Soy consciente que tal idea se opone directamente al relativismo cultural, pero entiendo que no todas las manifestaciones culturales que se han desarrollado a lo largo de la historia de la humanidad son idénticas en cuanto a valor y a trascendencia histórica. A pesar de que tal afirmación pueda tener remilgos eurocéntricos, la cultura no es homogénea desde el punto de vista de su valor.
La pluralidad de culturas nace de las potencialidades de la naturaleza humana y puede por tanto considerarse como un bien que manifiesta la perfección de la naturaleza. Con san Agustín se podría decir que toda cultura es un modo de ser hombre y, por tanto, un nuevo bien que se añade a la específica perfección humana. La pluralidad de culturas es un desplegarse del ser. Las diversas culturas son, en definitiva, modos diversos de afrontar la cuestión del significado de la existencia personal.
Toda cultura es, en definitiva, un esfuerzo de reflexión sobre el misterio del mundo y en particular trascendente de la vida humana, es portadora de un misterio que merece respeto, pero si toda cultura tiene su dignidad, no por ello todo valor cultural es intocable.
No podemos olvidar que toda cultura, en cuanto realidad humana, tiene elementos negativos. Es evidente que muchos elementos que llamamos culturales son, en realidad, anticulturales, porque no construyen ni desarrollan el ser de la persona.
Es un contrasentido hablar de cultura de la muerte o de cultura de la violencia. En las culturas subsisten contravalores, estructuras y situaciones de injusticia y de alienación que no merecen ser ni protegidas ni conservadas, por mucho que pertenezcan al patrimonio ancestral de un pueblo.

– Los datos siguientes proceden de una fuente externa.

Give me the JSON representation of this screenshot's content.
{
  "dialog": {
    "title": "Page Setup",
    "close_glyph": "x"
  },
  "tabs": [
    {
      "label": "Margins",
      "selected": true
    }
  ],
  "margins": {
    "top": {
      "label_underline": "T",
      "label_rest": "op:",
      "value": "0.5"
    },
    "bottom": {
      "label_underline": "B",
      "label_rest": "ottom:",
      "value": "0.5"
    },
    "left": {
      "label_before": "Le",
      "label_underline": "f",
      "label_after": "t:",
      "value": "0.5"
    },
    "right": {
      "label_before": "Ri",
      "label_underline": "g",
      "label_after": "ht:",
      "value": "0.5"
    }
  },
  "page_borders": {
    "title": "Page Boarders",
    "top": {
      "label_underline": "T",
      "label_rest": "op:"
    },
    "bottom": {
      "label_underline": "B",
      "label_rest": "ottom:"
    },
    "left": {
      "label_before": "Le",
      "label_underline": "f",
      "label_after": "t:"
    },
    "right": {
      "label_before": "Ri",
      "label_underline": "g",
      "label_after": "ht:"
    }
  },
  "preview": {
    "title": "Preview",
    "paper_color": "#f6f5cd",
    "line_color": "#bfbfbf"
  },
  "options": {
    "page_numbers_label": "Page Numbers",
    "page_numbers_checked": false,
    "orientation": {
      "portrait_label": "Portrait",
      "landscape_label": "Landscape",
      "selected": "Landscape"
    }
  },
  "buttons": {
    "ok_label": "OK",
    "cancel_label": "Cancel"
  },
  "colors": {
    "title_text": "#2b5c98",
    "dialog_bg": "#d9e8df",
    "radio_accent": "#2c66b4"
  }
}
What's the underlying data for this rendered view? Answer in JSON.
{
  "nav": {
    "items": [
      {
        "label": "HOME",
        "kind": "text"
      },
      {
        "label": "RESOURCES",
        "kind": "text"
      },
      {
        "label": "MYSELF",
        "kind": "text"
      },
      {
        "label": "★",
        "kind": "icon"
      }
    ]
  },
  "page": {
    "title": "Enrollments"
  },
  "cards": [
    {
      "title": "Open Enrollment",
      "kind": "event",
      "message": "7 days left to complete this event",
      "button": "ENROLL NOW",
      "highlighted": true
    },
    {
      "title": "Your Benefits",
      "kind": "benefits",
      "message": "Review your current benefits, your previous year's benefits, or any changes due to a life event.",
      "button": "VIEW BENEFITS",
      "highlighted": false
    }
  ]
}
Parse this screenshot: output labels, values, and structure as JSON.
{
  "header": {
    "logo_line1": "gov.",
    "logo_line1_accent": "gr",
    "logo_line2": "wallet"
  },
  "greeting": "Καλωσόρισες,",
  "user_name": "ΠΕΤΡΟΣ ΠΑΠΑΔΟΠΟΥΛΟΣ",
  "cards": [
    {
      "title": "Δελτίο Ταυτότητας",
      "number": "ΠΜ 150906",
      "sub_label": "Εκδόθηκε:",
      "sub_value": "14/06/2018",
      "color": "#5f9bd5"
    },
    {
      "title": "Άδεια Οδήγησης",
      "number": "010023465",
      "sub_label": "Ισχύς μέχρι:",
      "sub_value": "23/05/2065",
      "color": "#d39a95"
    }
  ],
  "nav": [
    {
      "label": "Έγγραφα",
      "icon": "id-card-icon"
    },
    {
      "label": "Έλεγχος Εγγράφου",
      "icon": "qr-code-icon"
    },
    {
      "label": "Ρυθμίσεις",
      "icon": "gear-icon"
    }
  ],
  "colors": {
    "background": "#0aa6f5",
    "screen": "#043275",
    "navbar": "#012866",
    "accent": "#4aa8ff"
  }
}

La lista de tales supuestas manifestaciones culturales es interminable: clitoridectomía, poligamia, sacrificios humanos, discriminación de la mujer, aborto, infanticidio, abandono de recién nacidos, privación de libertad religiosa entre otras muchas aberraciones. Al igual que el ser humano, también la cultura debe purificarse permanentemente y revisarse críticamente.
El diálogo entre las culturas y la superación de los elementos contrarios a la dignidad del hombre son los puntos en torno a los que se debe construir una auténtica multiculturalidad, igualmente distante de la unificación y de la exasperación de la diversidad. La cuestión del diálogo intercultural no se puede separar de la cuestión de la verdad y de las capacidades del hombre para hallarla.
Un diálogo constructivo entre culturas y civilizaciones sólo es posible sobre la base de una búsqueda común de la verdad y de la convicción que ésta puede darse con validez absoluta de nuestras categorías humanas.
La pluralidad de propuestas culturales, religiosas y de modelos de vida, no siempre constituye una ocasión de enriquecimiento. Más aún, puede ser la causa de la pérdida de la propia identidad.
Ante esta multiplicidad, y bajo la presión de una persistente propaganda, que machaconamente insiste en la absoluta validez de todas las culturas, se corre el riesgo de perder la propia identidad.
Cuando todo vale lo mismo, nada vale nada.